Margaret Dorothea Craighill was born October 16, 1898 in Southport, North Carolina, the daughter of Colonel William E. and Mrs. Mary (Wortley Montague Byram) Craighill. On May 28, 1943, she became the first woman commissioned officer in the United States Army Medical Corps. Major Craighill served through World War II and after the war worked with the Veterans Administration.

1920 - 1939[edit]

She received her BA and MS degree from the University of Wisconsin, finishing her studies in 1920. Upon graduation, she briefly worked as a physiologist with the Chemical Warfare Department of the United States Army at Edgewood Arsenal in Maryland. Enrolling in the Johns Hopkins University School of Medicine, Craighill graduated in 1924. During the years of 1925 and 1926 she was an Assistant Instructor of Pathology at Yale University. From 1926 to 1928, Craighill served as an assistant resident of Gynecology at Johns Hopkins Hospital.

From 1928 to 1937 Craighill served as an assistant surgeon with Dr. J. A. McCreery at Bellevue Hospital in New York City, New York. During this same time period, she also engaged in private practice in obstetrics and gynecology in Greenwich, Connecticut, as an assistant surgeon at Greenwich Hospital.

World War II[edit]

In 1940 Craighill became the Dean of the Women's Medical College of Pennsylvania (WMC) in Philadelphia, and served as an assistant gynecologist and obstetrician of the Philadelphia General Hospital. During her tenure as dean, Craighill was responsible for widespread reform throughout the College including curriculum and student-faculty relations. In 1943 Craighill requested a leave of absence from the College to enter the military.

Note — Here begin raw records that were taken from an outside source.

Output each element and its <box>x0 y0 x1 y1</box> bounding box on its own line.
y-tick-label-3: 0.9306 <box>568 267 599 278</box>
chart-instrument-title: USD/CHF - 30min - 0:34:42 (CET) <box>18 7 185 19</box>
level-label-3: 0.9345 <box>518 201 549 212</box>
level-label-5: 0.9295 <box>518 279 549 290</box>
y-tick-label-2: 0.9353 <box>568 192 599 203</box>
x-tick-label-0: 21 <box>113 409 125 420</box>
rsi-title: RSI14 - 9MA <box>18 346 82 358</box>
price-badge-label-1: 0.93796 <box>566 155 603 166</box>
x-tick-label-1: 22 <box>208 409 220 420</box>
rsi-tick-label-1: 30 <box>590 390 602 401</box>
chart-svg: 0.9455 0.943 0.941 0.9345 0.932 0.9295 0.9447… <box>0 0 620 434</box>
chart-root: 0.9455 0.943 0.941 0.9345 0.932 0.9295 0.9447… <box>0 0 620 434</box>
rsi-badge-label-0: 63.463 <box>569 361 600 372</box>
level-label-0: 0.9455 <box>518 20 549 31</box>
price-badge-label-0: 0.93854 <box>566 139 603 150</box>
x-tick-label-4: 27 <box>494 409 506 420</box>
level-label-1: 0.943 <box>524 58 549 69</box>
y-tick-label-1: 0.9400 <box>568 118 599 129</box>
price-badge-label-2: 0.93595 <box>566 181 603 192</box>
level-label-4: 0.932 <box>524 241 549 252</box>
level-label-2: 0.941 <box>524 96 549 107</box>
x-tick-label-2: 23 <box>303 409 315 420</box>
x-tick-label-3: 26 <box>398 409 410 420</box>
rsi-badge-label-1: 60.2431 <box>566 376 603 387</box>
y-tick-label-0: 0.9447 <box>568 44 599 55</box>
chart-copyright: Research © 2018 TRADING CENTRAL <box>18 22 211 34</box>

On May 28, 1943, she became the first woman commissioned officer in the United States Army Medical Corps. Major Craighill was assigned as the Women’s Consultant to the Surgeon General of the Army of the United States commanding the Women’s Health and Welfare Unit and liaison duty with the Women's Army Corps (WAC). During her military service, she was responsible for the inspection of the field conditions of all women in the United States Army, as well as establishing the standards for screening applicants into the WAC and for WAC medical care. In 1944-1945, Craighill conducted an eight and half month inspection tour around the world to study field conditions for servicewomen. Her tour included inspections in Europe, Africa, Asia, and the Southwest Pacific Area (SWPA). For her distinguished service in World War II, Craighill was awarded the Legion of Merit.

Post-war[edit]

On April 8, 1946, Craighill separated from the United States Army and returned briefly to the WMC in Philadelphia. After a disagreement with the Board of Trustees over the future plans of the College, Craighill resigned. In September 1946 she accepted a surgical position with the Veterans Administration (VA) at Winter Veterans Hospital in Topeka, Kansas. During her tenure, Craighill also served as Chief Consultant, Medical Care of Women Veterans. She was responsible for the oversight of the medical care of women veterans with nine other branch section chiefs stationed around the country. In 1946 Craighill went back to school under the G.I. Bill to study psychiatry at the Menninger Foundation School of Psychiatry in Topeka.